Max Wolf Friedlich’s play Job had the kind of off-Broadway success last year of which young writers dream. It sold out each of its extensions at the miniscule Soho Playhouse before quickly booking the East Village’s larger Connelly Theater, where it continued playing to packed houses. Its Broadway transfer, then, was inevitable, and its opening night at the intimate Hayes Theater on Tuesday was as much a victory lap as an announcement of its arrival in the canon. (To emphasize this, copies of the play’s recent Samuel French printing were strewn across the after-party–more on that later).

Two people whose attendance confirms its status as a downtown hit made legit? Marla Mindelle (creator of Titanique) and Broadway impresario Jordan Roth were in the audience, as were vaudevillian Bill Irwin and Meena Harris (a producer and, yes, Kamala’s niece). And Dagmara Dominczyk supported her Succession co-stars, the play’s Peter Friedman and Sydney Lemmon, along with her husband, Patrick Wilson.
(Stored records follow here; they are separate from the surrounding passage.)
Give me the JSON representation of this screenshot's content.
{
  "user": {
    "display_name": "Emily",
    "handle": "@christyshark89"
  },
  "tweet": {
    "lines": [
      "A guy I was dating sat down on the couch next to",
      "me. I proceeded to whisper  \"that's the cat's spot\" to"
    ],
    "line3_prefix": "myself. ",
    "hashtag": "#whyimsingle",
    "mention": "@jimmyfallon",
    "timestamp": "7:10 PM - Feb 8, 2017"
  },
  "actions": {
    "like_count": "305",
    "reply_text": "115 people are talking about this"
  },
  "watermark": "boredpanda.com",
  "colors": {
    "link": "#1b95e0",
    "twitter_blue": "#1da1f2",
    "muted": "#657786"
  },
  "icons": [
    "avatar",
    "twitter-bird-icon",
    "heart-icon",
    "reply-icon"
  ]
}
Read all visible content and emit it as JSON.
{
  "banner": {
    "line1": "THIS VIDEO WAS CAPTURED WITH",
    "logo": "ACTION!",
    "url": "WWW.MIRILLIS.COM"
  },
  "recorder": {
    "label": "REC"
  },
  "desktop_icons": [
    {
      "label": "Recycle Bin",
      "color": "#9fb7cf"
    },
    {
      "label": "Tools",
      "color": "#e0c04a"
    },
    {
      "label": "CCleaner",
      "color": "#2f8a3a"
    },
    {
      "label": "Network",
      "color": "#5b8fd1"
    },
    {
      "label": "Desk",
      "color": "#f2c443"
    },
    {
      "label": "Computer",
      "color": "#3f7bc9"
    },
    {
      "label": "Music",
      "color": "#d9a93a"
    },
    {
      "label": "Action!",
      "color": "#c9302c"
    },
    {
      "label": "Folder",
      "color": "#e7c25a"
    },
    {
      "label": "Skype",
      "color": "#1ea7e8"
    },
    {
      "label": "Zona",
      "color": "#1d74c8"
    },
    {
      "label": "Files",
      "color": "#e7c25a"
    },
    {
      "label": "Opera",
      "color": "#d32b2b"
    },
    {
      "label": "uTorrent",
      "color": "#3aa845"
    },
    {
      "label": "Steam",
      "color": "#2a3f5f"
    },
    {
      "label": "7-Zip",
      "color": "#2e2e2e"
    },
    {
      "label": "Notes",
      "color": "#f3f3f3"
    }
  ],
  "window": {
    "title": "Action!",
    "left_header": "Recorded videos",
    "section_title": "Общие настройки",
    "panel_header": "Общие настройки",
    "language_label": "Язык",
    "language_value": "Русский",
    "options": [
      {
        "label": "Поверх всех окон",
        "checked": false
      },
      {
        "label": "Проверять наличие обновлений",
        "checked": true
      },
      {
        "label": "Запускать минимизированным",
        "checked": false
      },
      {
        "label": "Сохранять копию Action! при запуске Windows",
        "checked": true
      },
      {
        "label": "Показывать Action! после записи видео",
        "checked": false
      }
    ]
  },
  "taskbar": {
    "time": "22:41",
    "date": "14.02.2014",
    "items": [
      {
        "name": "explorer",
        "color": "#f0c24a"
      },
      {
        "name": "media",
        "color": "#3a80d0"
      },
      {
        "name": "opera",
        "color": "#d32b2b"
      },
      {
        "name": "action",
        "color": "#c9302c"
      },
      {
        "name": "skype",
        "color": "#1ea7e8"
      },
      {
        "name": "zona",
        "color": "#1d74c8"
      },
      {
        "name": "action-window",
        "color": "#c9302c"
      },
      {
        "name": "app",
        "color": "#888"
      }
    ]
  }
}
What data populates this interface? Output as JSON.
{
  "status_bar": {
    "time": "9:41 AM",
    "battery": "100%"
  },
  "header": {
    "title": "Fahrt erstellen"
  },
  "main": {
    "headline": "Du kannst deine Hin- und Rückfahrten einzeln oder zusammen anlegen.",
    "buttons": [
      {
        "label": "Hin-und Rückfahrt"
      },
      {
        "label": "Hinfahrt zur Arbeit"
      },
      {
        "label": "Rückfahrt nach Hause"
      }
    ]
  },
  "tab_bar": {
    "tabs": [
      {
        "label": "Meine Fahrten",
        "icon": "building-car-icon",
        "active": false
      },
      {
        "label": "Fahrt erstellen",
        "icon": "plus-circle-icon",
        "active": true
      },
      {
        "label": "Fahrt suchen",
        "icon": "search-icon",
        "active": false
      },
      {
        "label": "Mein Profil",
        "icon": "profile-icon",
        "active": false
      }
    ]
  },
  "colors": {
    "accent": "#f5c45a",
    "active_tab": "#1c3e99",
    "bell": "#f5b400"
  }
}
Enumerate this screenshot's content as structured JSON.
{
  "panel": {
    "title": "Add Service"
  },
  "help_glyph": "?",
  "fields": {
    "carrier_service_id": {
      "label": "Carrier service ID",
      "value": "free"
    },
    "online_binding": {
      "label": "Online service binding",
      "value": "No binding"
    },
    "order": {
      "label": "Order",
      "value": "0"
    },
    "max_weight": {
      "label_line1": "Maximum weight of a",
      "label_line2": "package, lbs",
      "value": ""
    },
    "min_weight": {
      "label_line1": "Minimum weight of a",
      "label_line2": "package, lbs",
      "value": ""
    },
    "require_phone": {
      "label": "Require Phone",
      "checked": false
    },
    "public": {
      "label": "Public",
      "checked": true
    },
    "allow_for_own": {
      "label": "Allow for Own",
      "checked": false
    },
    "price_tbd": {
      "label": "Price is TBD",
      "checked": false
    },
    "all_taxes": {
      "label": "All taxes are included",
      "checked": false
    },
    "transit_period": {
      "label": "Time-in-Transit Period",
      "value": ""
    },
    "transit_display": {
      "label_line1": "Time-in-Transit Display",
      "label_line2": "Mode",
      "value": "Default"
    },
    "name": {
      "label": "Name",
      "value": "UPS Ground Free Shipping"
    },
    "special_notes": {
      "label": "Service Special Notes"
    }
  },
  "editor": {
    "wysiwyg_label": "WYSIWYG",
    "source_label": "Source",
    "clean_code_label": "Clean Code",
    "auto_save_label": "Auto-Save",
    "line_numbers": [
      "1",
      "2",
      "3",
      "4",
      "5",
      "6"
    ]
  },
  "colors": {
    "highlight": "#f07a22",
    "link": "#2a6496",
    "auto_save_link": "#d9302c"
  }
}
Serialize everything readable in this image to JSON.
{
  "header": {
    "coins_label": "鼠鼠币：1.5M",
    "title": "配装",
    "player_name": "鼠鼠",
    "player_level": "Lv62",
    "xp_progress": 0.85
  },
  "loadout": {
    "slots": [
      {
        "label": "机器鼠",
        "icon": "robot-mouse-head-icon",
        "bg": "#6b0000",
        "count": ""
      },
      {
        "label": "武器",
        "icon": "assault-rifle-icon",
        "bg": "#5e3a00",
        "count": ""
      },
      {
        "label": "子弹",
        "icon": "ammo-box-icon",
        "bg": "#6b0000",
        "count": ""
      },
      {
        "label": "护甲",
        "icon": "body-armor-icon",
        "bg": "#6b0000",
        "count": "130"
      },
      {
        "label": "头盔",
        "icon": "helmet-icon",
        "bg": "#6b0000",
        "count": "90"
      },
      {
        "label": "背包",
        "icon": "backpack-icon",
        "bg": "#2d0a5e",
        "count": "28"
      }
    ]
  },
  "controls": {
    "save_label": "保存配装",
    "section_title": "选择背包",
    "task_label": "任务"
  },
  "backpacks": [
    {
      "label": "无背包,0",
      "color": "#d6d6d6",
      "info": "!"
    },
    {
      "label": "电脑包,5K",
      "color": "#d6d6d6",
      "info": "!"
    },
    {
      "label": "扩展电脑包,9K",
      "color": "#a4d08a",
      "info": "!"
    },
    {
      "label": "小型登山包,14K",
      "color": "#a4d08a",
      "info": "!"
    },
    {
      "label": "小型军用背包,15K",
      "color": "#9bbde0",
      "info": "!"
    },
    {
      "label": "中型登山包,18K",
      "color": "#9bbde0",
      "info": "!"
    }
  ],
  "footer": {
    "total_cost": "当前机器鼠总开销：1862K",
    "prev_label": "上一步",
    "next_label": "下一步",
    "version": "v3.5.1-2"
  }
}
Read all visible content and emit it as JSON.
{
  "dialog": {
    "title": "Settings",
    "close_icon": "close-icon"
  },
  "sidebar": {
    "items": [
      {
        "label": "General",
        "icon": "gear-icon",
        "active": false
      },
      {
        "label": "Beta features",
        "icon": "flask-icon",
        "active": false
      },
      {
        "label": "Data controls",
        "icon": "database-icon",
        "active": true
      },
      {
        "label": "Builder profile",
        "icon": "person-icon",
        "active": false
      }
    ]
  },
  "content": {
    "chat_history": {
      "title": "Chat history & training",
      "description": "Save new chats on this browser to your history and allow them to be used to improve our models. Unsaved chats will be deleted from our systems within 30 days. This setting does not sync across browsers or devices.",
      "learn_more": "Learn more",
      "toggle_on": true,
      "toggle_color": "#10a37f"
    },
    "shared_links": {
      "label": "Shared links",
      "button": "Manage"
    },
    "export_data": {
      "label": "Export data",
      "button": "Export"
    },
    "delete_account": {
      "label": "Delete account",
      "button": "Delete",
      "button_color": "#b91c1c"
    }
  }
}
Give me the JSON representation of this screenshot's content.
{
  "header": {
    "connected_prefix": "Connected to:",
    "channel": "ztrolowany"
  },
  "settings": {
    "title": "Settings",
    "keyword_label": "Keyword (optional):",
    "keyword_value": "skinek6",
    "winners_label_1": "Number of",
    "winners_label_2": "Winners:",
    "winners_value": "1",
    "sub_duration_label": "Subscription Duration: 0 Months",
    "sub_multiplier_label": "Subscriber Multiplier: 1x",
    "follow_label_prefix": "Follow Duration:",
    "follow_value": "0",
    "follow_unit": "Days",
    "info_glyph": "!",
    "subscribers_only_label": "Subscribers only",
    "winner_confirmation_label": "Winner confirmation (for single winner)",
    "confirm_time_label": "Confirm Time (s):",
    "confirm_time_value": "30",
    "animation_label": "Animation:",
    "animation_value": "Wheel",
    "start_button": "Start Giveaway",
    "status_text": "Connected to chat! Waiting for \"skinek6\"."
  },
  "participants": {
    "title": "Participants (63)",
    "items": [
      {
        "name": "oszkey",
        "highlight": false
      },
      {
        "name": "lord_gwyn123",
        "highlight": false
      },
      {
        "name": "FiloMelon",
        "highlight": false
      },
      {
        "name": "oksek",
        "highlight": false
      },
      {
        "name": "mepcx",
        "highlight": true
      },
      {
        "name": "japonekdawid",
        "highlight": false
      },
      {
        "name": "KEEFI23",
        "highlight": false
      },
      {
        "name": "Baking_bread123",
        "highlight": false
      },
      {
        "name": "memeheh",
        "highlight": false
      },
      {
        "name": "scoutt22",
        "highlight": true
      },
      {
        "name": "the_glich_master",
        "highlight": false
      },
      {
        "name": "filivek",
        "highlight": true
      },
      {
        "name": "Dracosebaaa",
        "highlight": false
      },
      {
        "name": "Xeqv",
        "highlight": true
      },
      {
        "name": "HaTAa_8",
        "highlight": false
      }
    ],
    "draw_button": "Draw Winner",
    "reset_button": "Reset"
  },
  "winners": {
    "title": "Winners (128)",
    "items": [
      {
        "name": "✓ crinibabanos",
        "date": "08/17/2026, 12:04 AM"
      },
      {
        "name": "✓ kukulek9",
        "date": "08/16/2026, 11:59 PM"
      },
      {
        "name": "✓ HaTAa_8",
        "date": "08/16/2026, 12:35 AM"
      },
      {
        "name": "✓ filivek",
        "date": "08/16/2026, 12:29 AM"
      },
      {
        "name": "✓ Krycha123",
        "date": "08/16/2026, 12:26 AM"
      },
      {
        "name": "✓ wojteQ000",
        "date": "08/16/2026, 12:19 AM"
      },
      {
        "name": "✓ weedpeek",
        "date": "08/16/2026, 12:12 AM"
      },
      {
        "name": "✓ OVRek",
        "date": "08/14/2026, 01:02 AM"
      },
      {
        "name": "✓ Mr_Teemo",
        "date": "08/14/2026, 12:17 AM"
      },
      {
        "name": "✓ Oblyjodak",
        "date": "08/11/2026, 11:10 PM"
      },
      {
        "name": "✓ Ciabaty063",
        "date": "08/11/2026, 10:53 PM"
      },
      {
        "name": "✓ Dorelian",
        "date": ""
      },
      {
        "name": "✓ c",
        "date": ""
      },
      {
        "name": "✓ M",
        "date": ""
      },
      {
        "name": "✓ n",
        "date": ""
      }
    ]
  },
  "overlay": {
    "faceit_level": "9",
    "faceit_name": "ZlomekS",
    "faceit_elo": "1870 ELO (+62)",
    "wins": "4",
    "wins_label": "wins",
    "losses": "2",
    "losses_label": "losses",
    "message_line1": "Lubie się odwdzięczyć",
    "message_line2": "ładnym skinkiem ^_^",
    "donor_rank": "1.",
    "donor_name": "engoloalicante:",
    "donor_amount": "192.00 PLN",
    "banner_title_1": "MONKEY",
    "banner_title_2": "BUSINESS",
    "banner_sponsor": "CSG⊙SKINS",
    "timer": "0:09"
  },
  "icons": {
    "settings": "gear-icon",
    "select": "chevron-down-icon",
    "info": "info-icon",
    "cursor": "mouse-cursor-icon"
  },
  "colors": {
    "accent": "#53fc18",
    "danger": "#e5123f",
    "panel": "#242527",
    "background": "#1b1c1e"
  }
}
Following the 80-minute play’s 8 PM curtain call, guests moved to the Bowery Hotel’s indoor-outdoor terrace, where hats with the show’s logo were handed out with bubbling Champagne flutes. Maia Novi, just back from scoping out London venues for a possible pond-hopping transfer of her play Invasive Species, should know something about branding: her buzzy work had many celebs repping it via headwear earlier this summer. (Incidentally, someone’s hair later caught on fire when it hovered too close to an open candle by the bar. Should’ve worn a hat…)

Before the party got to that point, it presented the select few people at the Venn Diagrammatic intersection of enjoying seeing Twitter expat Jaboukie Young-White and venerated Tony-winner Deirdre O’Connell mere feet from each other the chance to revel in that moment. Dev Hynes, who composed original music for the play’s Broadway transfer, hung around It couple Ludwig Hurtado and Hari Nef, who was chatting up writer Carl Swanson.

As the Job team took photos and greeted well-wishers, another couple entered the scene: Justin Theroux and Nicole Brydon Bloom, whose Gilded Age co-stars Ben Ahlers and Louisa Jacobson were also mingling by the bar. Lemmon, it must be said, looked radiant in a black sequin dress complemented by a divine lace neckpiece. The play’s director, Michael Herwitz, toasted with actor Jared Reinfeldt (Capote vs. The Swans, and a member of the production team) and his husband Sam Leicht, and Richard Kind (!) and his daughter weaved their way past Kelly Bensimon.

“Is there anything more gay than believing in theatre enough to invest in it?” asked a manager friend to an apparently straight producer. Cue Succession co-star Juliana Canfield’s entrance, alongside friend and fellow Stereophonic darling Sarah Pidgeon, around 11 PM. Shortly after, the two mobilized revelers to keep the party going at nearby Ray’s dive just as the lights started coming up.